13 Nach ständiger Rechtsprechung des Verwaltungsgerichtshofes ist der Begriff des Entgelts in § 12 Abs. 6 lit. a AlVG im Sinne des Entgeltbegriffes des Allgemeinen Sozialversicherungsgesetzes zu verstehen.

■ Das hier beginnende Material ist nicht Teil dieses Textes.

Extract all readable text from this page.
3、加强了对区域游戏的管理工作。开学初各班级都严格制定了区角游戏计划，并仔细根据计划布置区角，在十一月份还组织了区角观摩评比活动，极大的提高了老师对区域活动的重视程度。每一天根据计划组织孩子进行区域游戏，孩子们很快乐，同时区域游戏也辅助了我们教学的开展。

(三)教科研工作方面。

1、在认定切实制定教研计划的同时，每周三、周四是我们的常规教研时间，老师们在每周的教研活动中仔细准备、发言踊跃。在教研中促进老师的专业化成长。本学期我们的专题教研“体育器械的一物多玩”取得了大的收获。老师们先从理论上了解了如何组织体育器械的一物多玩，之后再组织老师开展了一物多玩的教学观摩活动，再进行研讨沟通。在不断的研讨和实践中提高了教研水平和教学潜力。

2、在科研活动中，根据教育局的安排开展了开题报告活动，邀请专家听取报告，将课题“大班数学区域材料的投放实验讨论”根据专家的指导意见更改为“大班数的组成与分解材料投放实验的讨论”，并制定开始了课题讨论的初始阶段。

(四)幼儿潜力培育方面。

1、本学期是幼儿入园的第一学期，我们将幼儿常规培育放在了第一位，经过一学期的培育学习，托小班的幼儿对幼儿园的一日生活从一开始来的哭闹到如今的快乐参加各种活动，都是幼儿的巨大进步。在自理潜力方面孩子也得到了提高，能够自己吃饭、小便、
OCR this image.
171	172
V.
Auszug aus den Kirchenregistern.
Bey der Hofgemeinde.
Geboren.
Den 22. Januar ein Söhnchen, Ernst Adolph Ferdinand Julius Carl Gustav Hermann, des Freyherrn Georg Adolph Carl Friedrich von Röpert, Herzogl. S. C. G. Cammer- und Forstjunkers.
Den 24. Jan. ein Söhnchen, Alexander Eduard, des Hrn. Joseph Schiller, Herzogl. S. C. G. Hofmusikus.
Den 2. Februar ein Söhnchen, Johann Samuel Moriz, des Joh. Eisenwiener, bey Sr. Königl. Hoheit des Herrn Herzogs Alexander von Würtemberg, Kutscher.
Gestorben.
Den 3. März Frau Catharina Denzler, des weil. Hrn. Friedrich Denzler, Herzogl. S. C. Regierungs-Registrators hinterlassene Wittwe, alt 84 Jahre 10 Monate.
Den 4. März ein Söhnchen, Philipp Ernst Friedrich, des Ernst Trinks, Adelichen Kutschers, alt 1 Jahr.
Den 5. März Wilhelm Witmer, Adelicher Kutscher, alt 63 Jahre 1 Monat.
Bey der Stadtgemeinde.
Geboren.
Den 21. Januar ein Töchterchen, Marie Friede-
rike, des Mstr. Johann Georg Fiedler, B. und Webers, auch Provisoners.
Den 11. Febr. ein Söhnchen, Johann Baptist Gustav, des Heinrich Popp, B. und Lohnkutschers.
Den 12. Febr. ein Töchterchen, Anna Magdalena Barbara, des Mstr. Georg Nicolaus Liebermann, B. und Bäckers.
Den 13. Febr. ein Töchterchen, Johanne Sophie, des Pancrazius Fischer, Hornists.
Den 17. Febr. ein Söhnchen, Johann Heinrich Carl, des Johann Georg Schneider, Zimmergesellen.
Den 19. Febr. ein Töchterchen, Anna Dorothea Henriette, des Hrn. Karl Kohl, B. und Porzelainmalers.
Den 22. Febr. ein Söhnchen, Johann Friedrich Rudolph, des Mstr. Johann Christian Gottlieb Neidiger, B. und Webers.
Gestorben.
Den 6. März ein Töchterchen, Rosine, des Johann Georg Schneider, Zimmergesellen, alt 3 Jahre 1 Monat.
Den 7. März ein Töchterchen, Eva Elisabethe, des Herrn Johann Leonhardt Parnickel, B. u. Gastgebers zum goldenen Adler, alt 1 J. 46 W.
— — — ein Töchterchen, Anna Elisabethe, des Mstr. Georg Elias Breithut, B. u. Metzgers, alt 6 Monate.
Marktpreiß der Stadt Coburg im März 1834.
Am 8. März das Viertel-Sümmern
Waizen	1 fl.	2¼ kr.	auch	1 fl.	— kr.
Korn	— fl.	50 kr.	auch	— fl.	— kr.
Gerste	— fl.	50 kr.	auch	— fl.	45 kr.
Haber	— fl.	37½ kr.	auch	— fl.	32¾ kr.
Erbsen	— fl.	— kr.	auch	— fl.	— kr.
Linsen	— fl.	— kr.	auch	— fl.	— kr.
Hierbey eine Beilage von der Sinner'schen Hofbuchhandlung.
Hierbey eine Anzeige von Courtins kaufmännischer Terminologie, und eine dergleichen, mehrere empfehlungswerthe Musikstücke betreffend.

Dies legt nicht nur die ausdrückliche Bezugnahme auf § 5 Abs. 2 lit. a bis c ASVG nahe, sondern entspricht auch dem bestehenden engen Konnex zwischen der Arbeitslosenversicherungspfli cht und der Krankenversicherungspflicht nach dem ASVG. Der in diesem Zusammenhang daher jedenfalls maßgebende § 49 Abs. 1 ASVG stellt auf den sogenannten Anspruchslohn ab, also auf jenen Lohn, auf den der einzelne Dienstnehmer Anspruch hat (VwGH 14.11.2012, 2011/08/0025; 29.9.2014, 2013/08/0241). Auch wenn ein unselbständig Erwerbstätiger daher für den fraglichen Zeitraum zur Einkommensteuer veranlagt wird, ist für die Beurteilung des Vorliegens von Arbeitslosigkeit iSd § 12 Abs. 6 lit. a AlVG der § 36a Abs. 5 Z 1 AlVG (Nachweis durch die Vorlage des Einkommensteuerbescheides) nicht anzuwenden.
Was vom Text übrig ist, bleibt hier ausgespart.